Chiti: «Partito gestito in modo disastroso in Toscana sconfitta annunciata»

martedì
26 giugno 2018
Testata:
MATTINO
Pagina:
6

Vannino Chiti, ex parlamentare Pd ed ex governatore della Toscana. Una ex regione rossa, conquistata dal centrodestra. Nel 2013 il centrosinistra governava dieci capoluoghi su undici. Poi, l’inizio del crollo con la vittoria del M5s a Livorno, fino alle sconfitte di Pisa, Siena e Massa.

Si aspettava questa débacle ai ballottaggi?
«Purtroppo sì, ci siamo impegnati per un miracolo che non c’è stato. Al trend nazionale, che oggi premia la destra, si è aggiunto uno specifico della Toscana in controtendenza con la sua storia: dove prima si vinceva di più, oggi si perde di più. Il segretario regionale si è dimesso dopo il4 marzo, ma se il partito non fosse stato gestito in modo disastroso non avremo perso sette comuni capoluogo su dieci».

Colpa delle divisioni a sinistra o bisogna ammettere che Salvini piace agli italiani?
«A Siena, Pisa, Massa, la coalizione era spaccata o lacerata da contrasti interni. Con queste fratture irreversibili, se già la strada è in salita diventa impossibile da pedalare. Lo specifico negativo è un Pd isolato, autosufficiente, arrogante, incapace di includere. In Toscana, poi, dove il partito è sorto sulla forza della sinistra storica – socialista, comunista e repubblicana – e del cattolicesimo democratico più alto, queste chiusure hanno aggiunto delusione e distacco negli elettori. La bruciante sconfitta nasce dalla militanza distrutta in questi anni».

Come reagire?
«Un partito serio ascolta il territorio. Subito dopo le elezioni si sarebbero dovuti convocare tutti i circoli d’Italia, non servono le riunioni autoreferenziali dei vertici. Va fatto ora, senza perdere altro tempo».

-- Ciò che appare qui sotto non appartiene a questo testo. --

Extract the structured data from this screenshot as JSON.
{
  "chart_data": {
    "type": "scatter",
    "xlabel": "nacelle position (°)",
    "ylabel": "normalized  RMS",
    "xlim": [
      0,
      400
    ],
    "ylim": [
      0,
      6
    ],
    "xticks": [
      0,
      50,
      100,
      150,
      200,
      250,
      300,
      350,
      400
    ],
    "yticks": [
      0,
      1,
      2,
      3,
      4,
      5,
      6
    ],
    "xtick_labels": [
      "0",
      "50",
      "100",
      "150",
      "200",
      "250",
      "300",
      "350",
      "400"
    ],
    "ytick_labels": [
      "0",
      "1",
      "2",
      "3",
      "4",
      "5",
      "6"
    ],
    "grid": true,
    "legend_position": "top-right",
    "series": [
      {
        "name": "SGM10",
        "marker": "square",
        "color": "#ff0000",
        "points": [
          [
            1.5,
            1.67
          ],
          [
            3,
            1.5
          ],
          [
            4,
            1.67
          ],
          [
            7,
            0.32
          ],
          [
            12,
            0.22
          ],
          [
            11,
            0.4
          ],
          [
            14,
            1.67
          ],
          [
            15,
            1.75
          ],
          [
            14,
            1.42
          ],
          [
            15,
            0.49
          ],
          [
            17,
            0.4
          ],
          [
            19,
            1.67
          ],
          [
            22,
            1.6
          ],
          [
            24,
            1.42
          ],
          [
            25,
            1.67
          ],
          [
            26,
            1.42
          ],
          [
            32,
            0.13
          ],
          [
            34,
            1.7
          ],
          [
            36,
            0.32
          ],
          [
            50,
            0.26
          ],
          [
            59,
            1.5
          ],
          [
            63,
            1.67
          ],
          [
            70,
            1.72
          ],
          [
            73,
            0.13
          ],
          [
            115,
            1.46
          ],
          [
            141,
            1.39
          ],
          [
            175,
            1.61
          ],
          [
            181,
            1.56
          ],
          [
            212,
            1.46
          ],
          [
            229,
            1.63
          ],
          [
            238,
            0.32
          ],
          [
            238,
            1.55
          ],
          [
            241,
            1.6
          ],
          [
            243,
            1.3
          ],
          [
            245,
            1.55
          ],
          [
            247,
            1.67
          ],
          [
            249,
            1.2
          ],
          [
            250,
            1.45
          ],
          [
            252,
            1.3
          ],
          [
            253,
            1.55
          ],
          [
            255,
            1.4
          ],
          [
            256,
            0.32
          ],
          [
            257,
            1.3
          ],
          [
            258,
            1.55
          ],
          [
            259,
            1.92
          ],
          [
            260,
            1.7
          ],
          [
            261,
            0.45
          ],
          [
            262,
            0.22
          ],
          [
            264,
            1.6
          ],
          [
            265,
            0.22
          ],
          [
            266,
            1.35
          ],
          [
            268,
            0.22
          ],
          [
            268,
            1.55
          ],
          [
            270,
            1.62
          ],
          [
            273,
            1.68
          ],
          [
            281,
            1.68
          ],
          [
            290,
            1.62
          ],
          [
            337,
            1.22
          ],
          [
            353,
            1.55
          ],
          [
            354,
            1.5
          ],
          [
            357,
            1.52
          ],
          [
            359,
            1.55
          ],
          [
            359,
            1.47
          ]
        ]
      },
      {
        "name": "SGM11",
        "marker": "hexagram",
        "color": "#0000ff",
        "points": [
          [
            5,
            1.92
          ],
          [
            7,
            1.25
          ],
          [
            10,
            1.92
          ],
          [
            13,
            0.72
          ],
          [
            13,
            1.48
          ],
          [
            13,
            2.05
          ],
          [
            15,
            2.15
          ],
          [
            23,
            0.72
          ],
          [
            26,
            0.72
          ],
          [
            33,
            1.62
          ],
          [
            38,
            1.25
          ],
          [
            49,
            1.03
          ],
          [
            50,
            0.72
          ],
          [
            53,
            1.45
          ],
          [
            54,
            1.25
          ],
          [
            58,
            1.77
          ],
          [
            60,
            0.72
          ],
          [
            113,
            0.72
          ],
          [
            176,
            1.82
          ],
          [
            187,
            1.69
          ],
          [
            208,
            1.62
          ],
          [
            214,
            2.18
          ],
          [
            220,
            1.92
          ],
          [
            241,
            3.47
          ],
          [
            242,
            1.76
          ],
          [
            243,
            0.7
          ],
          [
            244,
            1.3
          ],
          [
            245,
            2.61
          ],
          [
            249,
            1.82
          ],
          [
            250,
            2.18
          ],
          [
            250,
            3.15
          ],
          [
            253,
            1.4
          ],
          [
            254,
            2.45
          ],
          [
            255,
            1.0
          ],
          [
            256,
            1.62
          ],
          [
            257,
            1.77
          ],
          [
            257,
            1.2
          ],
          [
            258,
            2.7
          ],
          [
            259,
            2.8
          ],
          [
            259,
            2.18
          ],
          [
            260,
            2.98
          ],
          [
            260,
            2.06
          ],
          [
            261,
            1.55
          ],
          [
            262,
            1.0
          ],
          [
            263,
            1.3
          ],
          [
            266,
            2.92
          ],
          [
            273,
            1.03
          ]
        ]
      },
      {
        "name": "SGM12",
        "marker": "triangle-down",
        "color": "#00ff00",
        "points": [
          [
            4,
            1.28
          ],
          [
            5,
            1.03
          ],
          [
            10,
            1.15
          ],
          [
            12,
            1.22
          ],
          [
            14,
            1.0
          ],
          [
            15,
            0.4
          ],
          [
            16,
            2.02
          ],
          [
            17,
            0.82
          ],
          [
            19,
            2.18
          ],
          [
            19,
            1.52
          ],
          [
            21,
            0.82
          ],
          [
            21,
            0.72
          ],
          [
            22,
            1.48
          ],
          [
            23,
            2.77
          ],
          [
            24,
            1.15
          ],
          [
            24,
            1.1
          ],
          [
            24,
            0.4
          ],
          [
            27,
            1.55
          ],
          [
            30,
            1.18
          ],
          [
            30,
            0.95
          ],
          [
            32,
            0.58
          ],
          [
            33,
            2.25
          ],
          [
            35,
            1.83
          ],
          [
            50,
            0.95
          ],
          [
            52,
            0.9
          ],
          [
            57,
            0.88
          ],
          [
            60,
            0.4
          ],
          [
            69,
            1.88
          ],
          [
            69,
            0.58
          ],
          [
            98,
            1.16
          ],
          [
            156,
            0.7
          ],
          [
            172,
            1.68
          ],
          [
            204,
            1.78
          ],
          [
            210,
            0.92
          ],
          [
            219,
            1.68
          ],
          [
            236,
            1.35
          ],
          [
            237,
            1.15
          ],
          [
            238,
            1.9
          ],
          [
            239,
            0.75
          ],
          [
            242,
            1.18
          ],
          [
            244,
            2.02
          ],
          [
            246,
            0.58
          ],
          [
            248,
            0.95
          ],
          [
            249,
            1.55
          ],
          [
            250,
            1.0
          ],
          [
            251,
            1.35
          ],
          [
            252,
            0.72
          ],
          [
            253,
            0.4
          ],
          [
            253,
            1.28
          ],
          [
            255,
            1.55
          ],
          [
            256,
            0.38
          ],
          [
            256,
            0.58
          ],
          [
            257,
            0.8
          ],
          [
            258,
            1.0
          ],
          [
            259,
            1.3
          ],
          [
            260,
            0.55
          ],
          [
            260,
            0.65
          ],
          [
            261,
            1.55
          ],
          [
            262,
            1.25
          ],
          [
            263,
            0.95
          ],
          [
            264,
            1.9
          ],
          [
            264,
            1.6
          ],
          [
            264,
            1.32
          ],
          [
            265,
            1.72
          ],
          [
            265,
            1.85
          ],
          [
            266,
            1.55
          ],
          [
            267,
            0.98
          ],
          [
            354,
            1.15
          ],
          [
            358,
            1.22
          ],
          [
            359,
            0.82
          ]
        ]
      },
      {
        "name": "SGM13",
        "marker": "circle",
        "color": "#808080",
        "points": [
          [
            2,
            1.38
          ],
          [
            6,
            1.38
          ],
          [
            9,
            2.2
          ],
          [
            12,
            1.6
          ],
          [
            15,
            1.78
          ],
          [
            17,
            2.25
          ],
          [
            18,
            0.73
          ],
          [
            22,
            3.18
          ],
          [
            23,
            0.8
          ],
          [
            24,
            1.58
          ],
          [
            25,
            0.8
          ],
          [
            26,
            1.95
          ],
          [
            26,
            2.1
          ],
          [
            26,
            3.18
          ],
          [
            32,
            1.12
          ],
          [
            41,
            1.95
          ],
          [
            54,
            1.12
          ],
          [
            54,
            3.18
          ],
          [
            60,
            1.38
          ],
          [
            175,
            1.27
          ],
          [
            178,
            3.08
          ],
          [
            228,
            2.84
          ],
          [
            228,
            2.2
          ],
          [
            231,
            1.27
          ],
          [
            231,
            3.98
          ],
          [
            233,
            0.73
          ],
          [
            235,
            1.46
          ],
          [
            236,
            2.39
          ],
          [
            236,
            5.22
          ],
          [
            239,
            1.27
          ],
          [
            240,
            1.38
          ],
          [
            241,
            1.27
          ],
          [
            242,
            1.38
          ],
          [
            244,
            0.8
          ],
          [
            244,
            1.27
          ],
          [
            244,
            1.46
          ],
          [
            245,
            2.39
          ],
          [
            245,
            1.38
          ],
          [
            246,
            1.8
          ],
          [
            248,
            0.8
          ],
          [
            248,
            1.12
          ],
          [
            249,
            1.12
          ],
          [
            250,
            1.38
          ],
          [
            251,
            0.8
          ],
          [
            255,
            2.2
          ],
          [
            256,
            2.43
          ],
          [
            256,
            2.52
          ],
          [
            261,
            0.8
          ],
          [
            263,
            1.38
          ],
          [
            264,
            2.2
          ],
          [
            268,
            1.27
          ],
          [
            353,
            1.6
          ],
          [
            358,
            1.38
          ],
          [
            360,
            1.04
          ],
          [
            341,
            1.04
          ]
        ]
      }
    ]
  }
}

All’estero si chiedono dove sia l’opposizione al governo giallo-verde. Dov’è?
«Non sono tra quelli secondo cui gli italiani non capiscono o sono tutti diventati razzisti e fascisti. Il Pd, adesso, deve trovare il coraggio di mettere in campo i propri valori per sconfiggere la destra: dignità, solidarietà, eguaglianza, pace, giustizia sociale. Servono valori e non solo pragmatismo quotidiano, altrimenti si continuerà a perdere».

In campo ci sono due modelli alternativi: una riedizione del centrosinistra e il fronte repubblicano proposto da Calenda. Inutile chiederle quale preferisce.
«Sono per investire in un centrosinistra rinnovato e inclusivo, con cui abbiamo vinto a Brescia. Ma è sbagliato discutere di contenitori anziché di contenuti: la gente non ci ha votato perché ha ritenuto insufficienti le nostre ricette contro la povertà, non tutelati i diritti dei lavoratori, incomprensibili le nostre politiche sull’immigrazione».

Delrio e Minniti avevano idee diverse, ma è un tema epocale. Lei vede soluzione?
«È un fenomeno molto difficile da gestire, e il governo se ne renderà conto quando passerà dai proclami di Salvini ai fatti concreti. Ma da noi ho visto sottovalutazioni: sicurezza e legalità non sono estranee all’azione di un esecutivo di sinistra».

La sua è una forte critica al Pd di Renzi. Ma con Martina il passo non sembra cambiato…
«Renzi ci ha messo del suo, ma il partito non c’era nemmeno prima. Le primarie vanno bene per eleggere il candidato premier, ma il segretario devono sceglierlo gli iscritti e non chi passa per strada una domenica. Se non si cambia il modo di essere con valori, programmi e regole interne, che al vertice sieda Renzi o Martina o Macron non cambia nulla. Oggi, in più, il potere sostanziale non coincide con quello formale». Ciò nonostante, lei resta nel Pd?
«Sì. Finché l’arbitro non mi espelle o, visti i tempi, fischia la fine della partita…».